Подобные воззрения, распространенные в массах войск, послужили бы источником гибели того духа, который один ведет к победам. Поставленный лицом к лицу с врагом, воин должен думать не о будущем, не о том, что он сделает, постаравшись остаться в живых, а исключительно о том, чтобы исполнить ясный и простой долг, в том состоящий, чтобы или победить, или умереть на своем посту. Золотые слова сказал по этому случаю “Есаул”, автор известного “Походного Дневника”, сторонник не тех воззрений.

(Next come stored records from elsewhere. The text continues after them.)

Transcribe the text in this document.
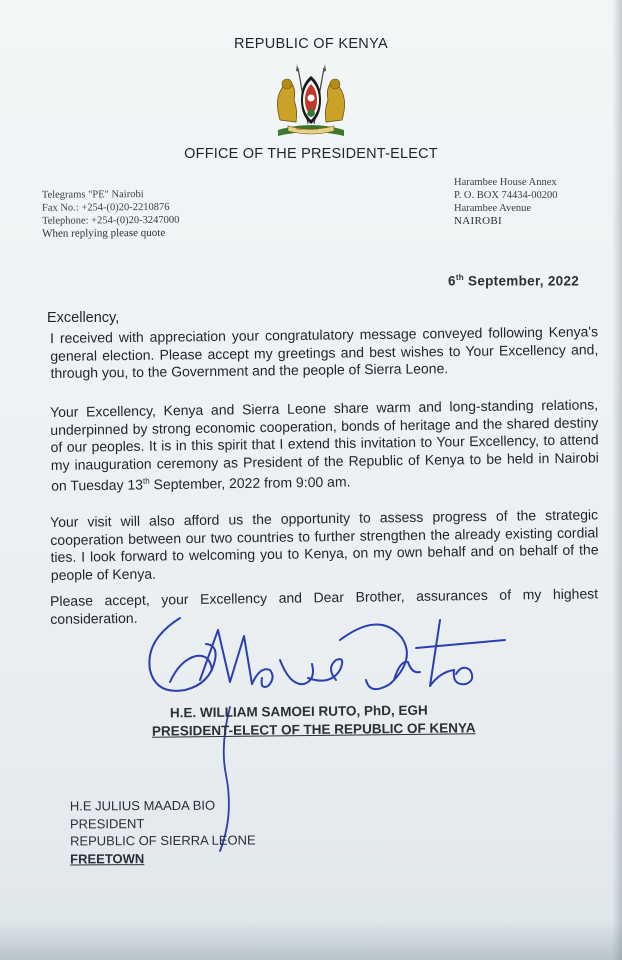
REPUBLIC OF KENYA
HARAMBEE
OFFICE OF THE PRESIDENT-ELECT
Telegrams "PE" Nairobi
Fax No.: +254-(0)20-2210876
Telephone: +254-(0)20-3247000
When replying please quote
Harambee House Annex
P. O. BOX 74434-00200
Harambee Avenue
NAIROBI
6th September, 2022
Excellency,
I received with appreciation your congratulatory message conveyed following Kenya's general election. Please accept my greetings and best wishes to Your Excellency and, through you, to the Government and the people of Sierra Leone.
Your Excellency, Kenya and Sierra Leone share warm and long-standing relations, underpinned by strong economic cooperation, bonds of heritage and the shared destiny of our peoples. It is in this spirit that I extend this invitation to Your Excellency, to attend my inauguration ceremony as President of the Republic of Kenya to be held in Nairobi on Tuesday 13th September, 2022 from 9:00 am.
Your visit will also afford us the opportunity to assess progress of the strategic cooperation between our two countries to further strengthen the already existing cordial ties. I look forward to welcoming you to Kenya, on my own behalf and on behalf of the people of Kenya.
Please accept, your Excellency and Dear Brother, assurances of my highest consideration.
H.E. WILLIAM SAMOEI RUTO, PhD, EGH
PRESIDENT-ELECT OF THE REPUBLIC OF KENYA
H.E JULIUS MAADA BIO
PRESIDENT
REPUBLIC OF SIERRA LEONE
FREETOWN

“По-нашему,– говорит он,– назвавшись грибом, полезай в кузов, где бы ни пришлось, как бы ни пришлось. И показывать спину неприятелю – пропащее дело... Что из того, что останешься цель: какая польза для службы, честь для себя?.. По-нашему, досталось идти в дело, мы и идем добрым строем, а не башибузуками, идем без задней мысли, и к молитве: “избави нас от лукавого” прибавляем из самой глубины сердца: избави нас от смерти в спину. Побили мы – слава Богу; нас побили – так и у них рыло в крови, и в другой раз будут знать, что нас бить – не шутку шутить. А что из того, чтобы давать стречка? Это одно баловство, и стоит только раз себе его позволить, то так уж и пойдут все одни стречки да улепетывания. За этим добром нечего и на войну ходить”.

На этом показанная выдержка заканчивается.